HOW TO MAKE LUCK HAPPEN

 

 

I was talking to an art director who used to work for me.

I asked him how he got his start as a junior.

He said he and his copywriter were at Hounslow College.

In January, in the snow, they pitched a tent in front of various agencies trying to get interviews.

They managed to get an interview at FCB, but unfortunately they’d just lost some big accounts.

So a lot of the offices were empty.

The ECD said they couldn’t hire anyone because of the cutbacks.

The young team pointed to all the empty offices.

They said, if no one’s using those offices can we borrow one?

We don’t need paying, it’ll just give us somewhere to work.

The ECD thought about it and said okay, sure, why not.

So the young creative team picked an office and sat at the desk.

Suddenly an account man came in.

He said “Are you the new creative team?”

They said: well, er, yes.

He said “Everyone else is over the pub, can you knock out this small space ad by lunchtime?”

So they did.

In the afternoon he came back with another urgent ad, they did that straight away too.

Then word got out.

Other account men began coming round with urgent briefs.

Briefs they couldn’t find anyone to work on.

All the senior creatives seemed to be over the pub all the time.

Anyway, no one wanted to work on small space, urgent briefs.

So the young team sat at their desks and did loads of urgent small space ads.

One of the briefs was for the tube: Transport For London.

A little tiny poster to run outside tube stations.

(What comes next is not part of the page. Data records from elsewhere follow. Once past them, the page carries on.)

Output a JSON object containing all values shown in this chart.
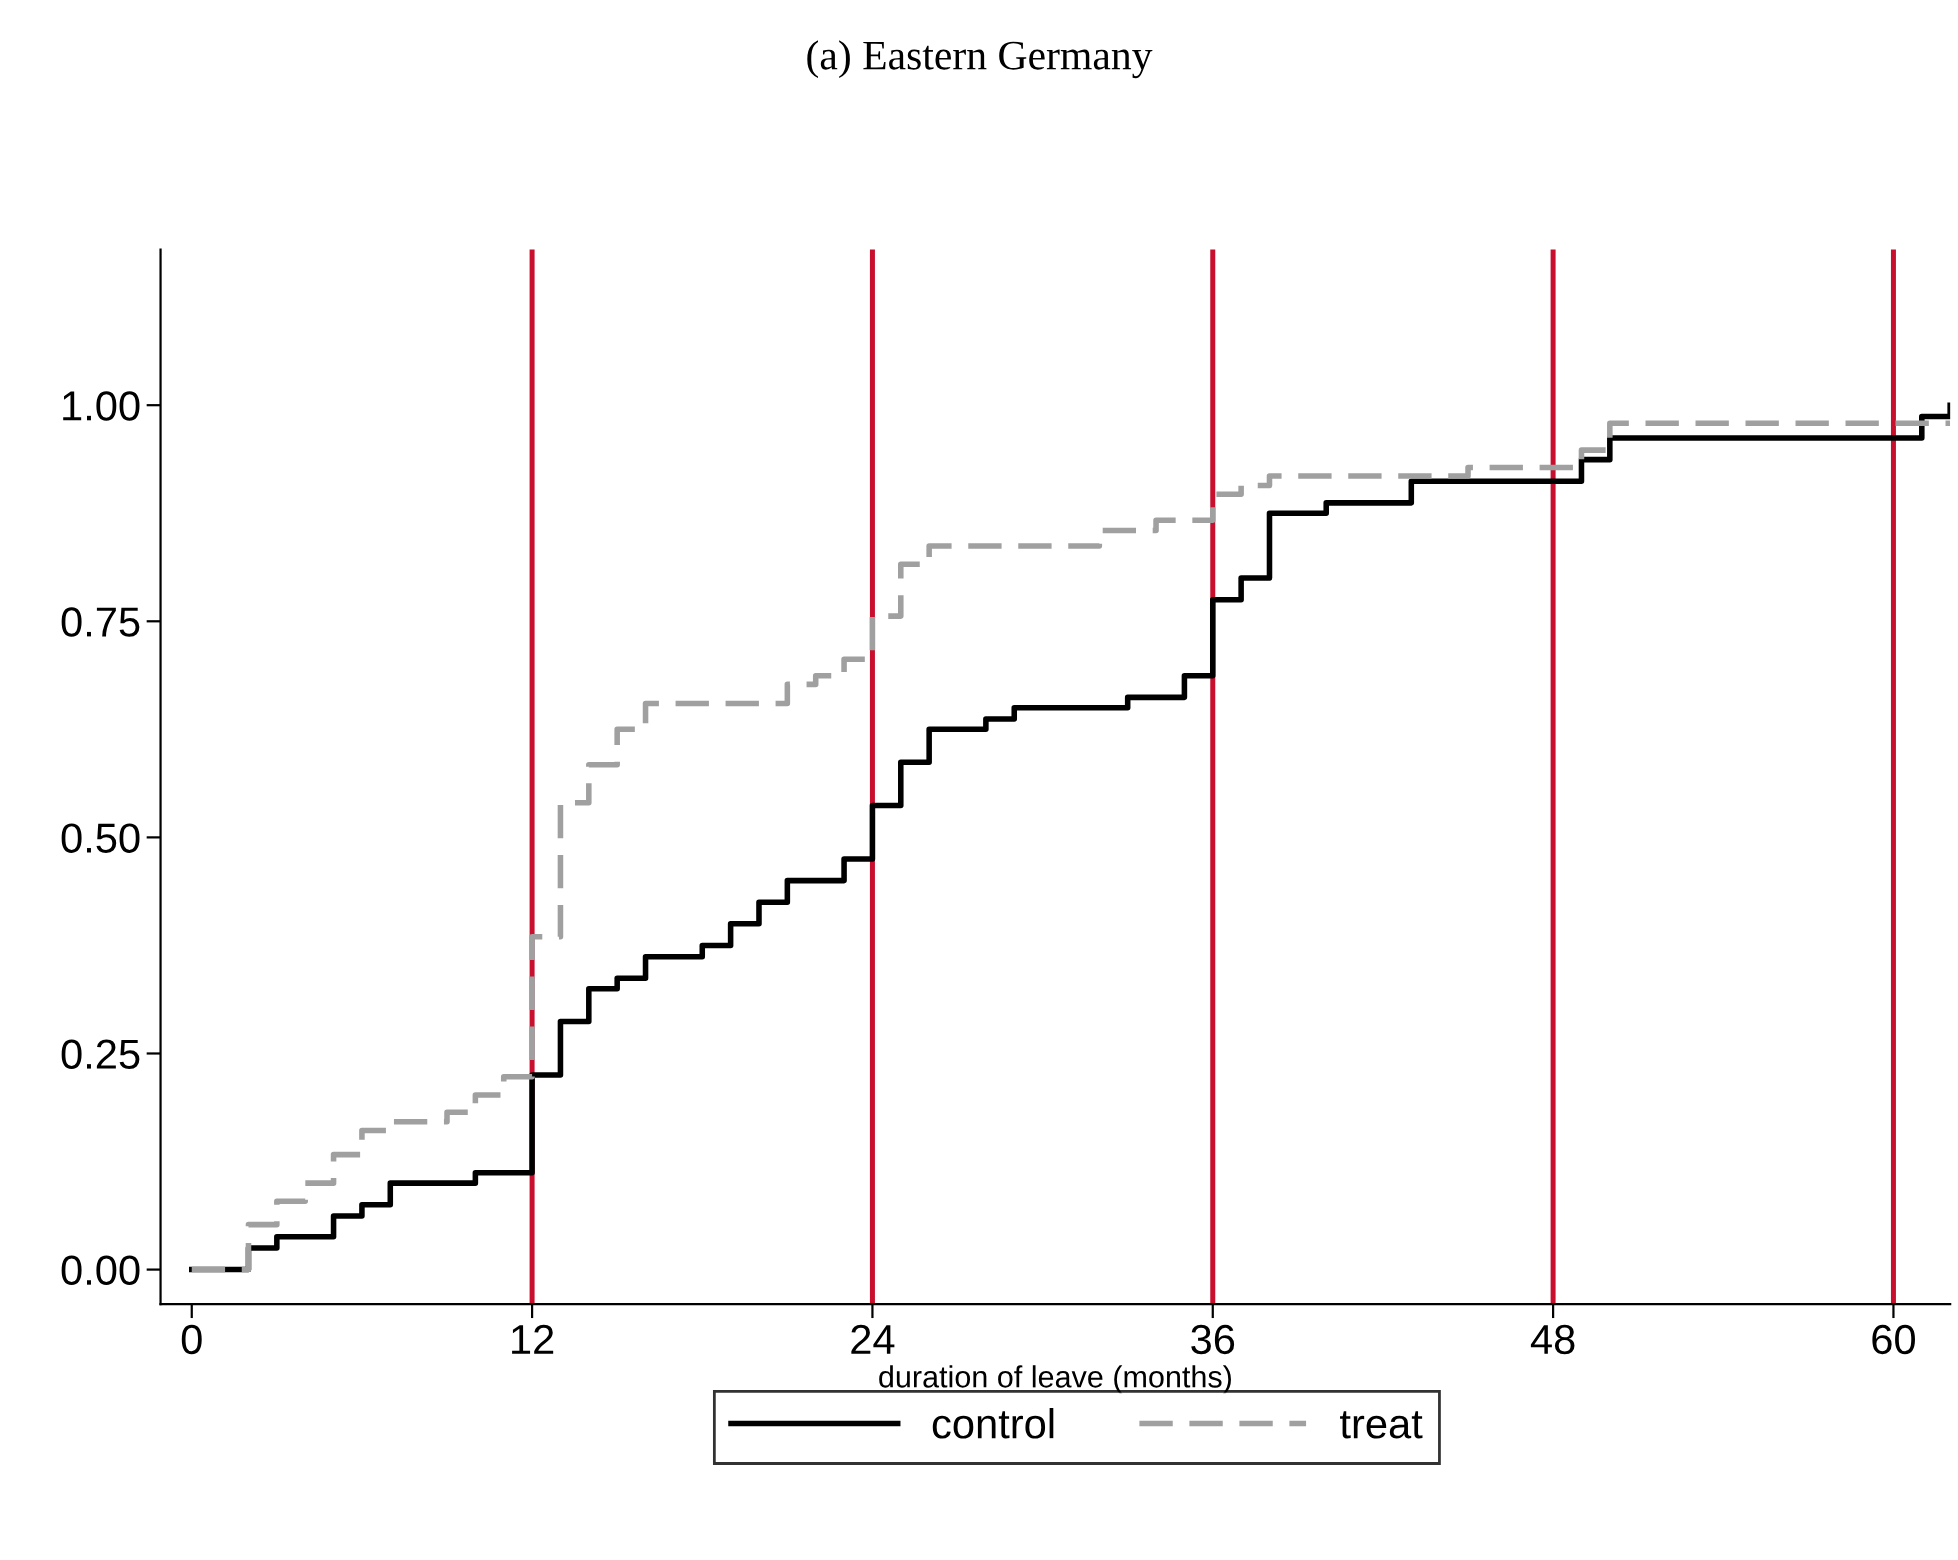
{
  "chart_data": {
    "type": "step",
    "title": "(a) Eastern Germany",
    "xlabel": "duration of leave (months)",
    "xlim": [
      -1.1,
      62
    ],
    "ylim": [
      -0.04,
      1.18
    ],
    "xticks": [
      0,
      12,
      24,
      36,
      48,
      60
    ],
    "yticks": [
      {
        "value": 0,
        "label": "0.00"
      },
      {
        "value": 0.25,
        "label": "0.25"
      },
      {
        "value": 0.5,
        "label": "0.50"
      },
      {
        "value": 0.75,
        "label": "0.75"
      },
      {
        "value": 1,
        "label": "1.00"
      }
    ],
    "grid": false,
    "legend": "bottom",
    "marker": "none",
    "series": [
      {
        "name": "control",
        "color": "#000000",
        "line_style": "solid",
        "x": [
          0,
          2,
          3,
          5,
          6,
          7,
          10,
          12,
          13,
          14,
          15,
          16,
          18,
          19,
          20,
          21,
          23,
          24,
          25,
          26,
          28,
          29,
          33,
          35,
          36,
          37,
          38,
          40,
          43,
          49,
          50,
          61,
          62
        ],
        "values": [
          0,
          0.025,
          0.038,
          0.062,
          0.075,
          0.1,
          0.112,
          0.225,
          0.287,
          0.325,
          0.337,
          0.362,
          0.375,
          0.4,
          0.425,
          0.45,
          0.475,
          0.537,
          0.587,
          0.625,
          0.637,
          0.65,
          0.662,
          0.687,
          0.775,
          0.8,
          0.875,
          0.887,
          0.912,
          0.937,
          0.962,
          0.987,
          1.0
        ]
      },
      {
        "name": "treat",
        "color": "#a0a0a0",
        "line_style": "dashed",
        "x": [
          0,
          2,
          3,
          4,
          5,
          6,
          7,
          9,
          10,
          11,
          12,
          13,
          14,
          15,
          16,
          21,
          22,
          23,
          24,
          25,
          26,
          32,
          34,
          36,
          37,
          38,
          45,
          49,
          50,
          62
        ],
        "values": [
          0,
          0.052,
          0.079,
          0.1,
          0.133,
          0.161,
          0.171,
          0.182,
          0.202,
          0.223,
          0.385,
          0.54,
          0.584,
          0.625,
          0.655,
          0.677,
          0.687,
          0.706,
          0.756,
          0.816,
          0.837,
          0.855,
          0.867,
          0.897,
          0.907,
          0.918,
          0.928,
          0.948,
          0.979,
          0.979
        ]
      }
    ],
    "ref_lines": [
      {
        "axis": "x",
        "value": 12,
        "color": "#c8102e"
      },
      {
        "axis": "x",
        "value": 24,
        "color": "#c8102e"
      },
      {
        "axis": "x",
        "value": 36,
        "color": "#c8102e"
      },
      {
        "axis": "x",
        "value": 48,
        "color": "#c8102e"
      },
      {
        "axis": "x",
        "value": 60,
        "color": "#c8102e"
      }
    ]
  }
}
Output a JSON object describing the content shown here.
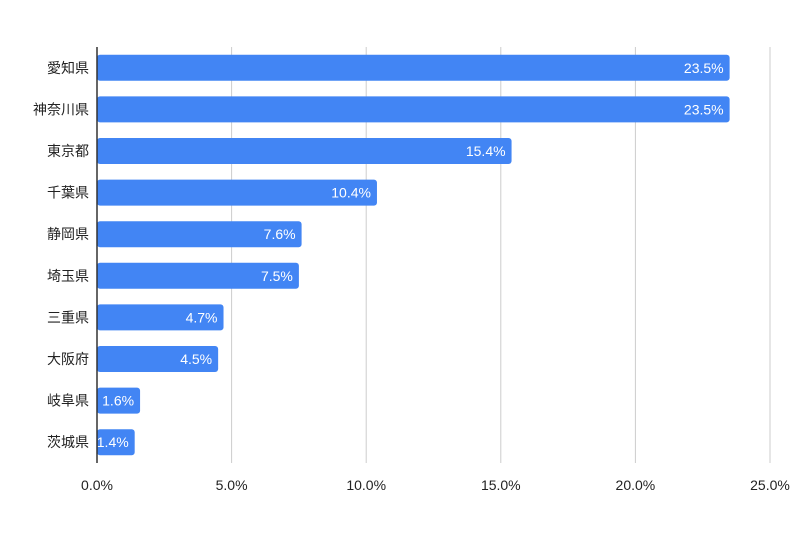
{
  "chart_data": {
    "type": "bar",
    "orientation": "horizontal",
    "categories": [
      "愛知県",
      "神奈川県",
      "東京都",
      "千葉県",
      "静岡県",
      "埼玉県",
      "三重県",
      "大阪府",
      "岐阜県",
      "茨城県"
    ],
    "values": [
      23.5,
      23.5,
      15.4,
      10.4,
      7.6,
      7.5,
      4.7,
      4.5,
      1.6,
      1.4
    ],
    "data_labels": [
      "23.5%",
      "23.5%",
      "15.4%",
      "10.4%",
      "7.6%",
      "7.5%",
      "4.7%",
      "4.5%",
      "1.6%",
      "1.4%"
    ],
    "xlim": [
      0,
      25
    ],
    "xticks": [
      0,
      5,
      10,
      15,
      20,
      25
    ],
    "xtick_labels": [
      "0.0%",
      "5.0%",
      "10.0%",
      "15.0%",
      "20.0%",
      "25.0%"
    ],
    "grid": true,
    "legend": "none",
    "title": "",
    "xlabel": "",
    "ylabel": "",
    "colors": {
      "bar": "#4285f4",
      "grid": "#cccccc",
      "axis": "#333333"
    }
  }
}
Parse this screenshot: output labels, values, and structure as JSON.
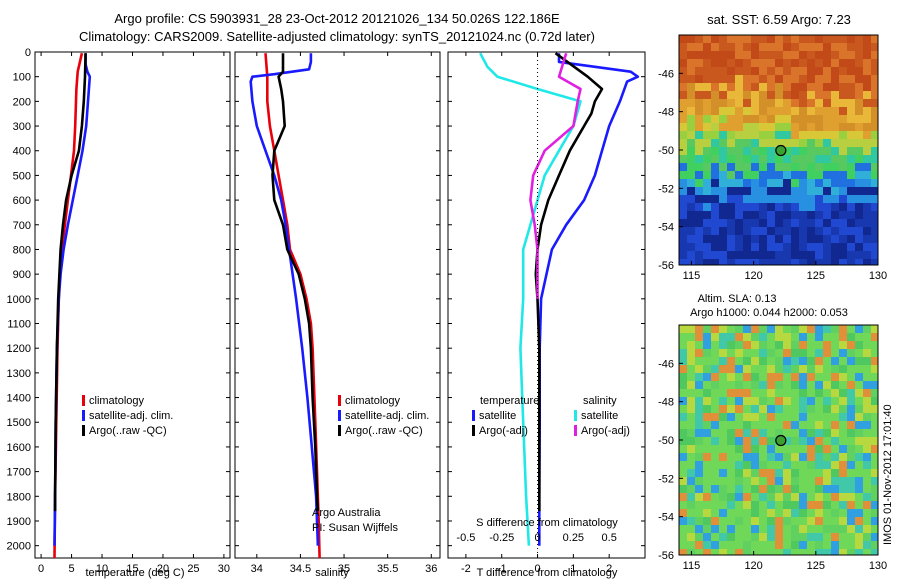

The young creative team did it in an afternoon and the account man grabbed it, ran off with it, and sold it.

The art director then said to me “You know what happened next don’t you?”

As it happened I did.

I’d seen it at Bounds Green tube station: a little poster showing a parking meter as a skeleton.

The headline said STARVE A METER.

I thought it was really good and probably done by a junior team.

So I got my secretary to call up the agency, find out who did it and get them in for an interview.

And I hired them.

That junior team was Mary Wear and Damon Collins.

They stayed at GGT for years and did some great work.

And they won lots of awards at some really good agencies.

Mary went on to become a creative director at Abbott Mead Vickers.

Damon became the ECD at RKCRY&R.

Then he opened his own agency, Joint, with clients like TSB and Amazon.

Now they both have great careers, largely because of the sort of attitude that sees an opportunity in a problem.

At their very first interview, they didn’t just see empty offices and think: no jobs here, we’d better leave.

They saw empty offices and said “Can we borrow one?”.

Then they started doing every ad that no one else wanted to do.

Which lead to a better job, which lead to bigger and better ads, which lead to awards, which lead to whatever they wanted.

They didn’t just wait for luck to happen, they made it happen.

 

As Ben Franklin said “God helps those who help themselves”.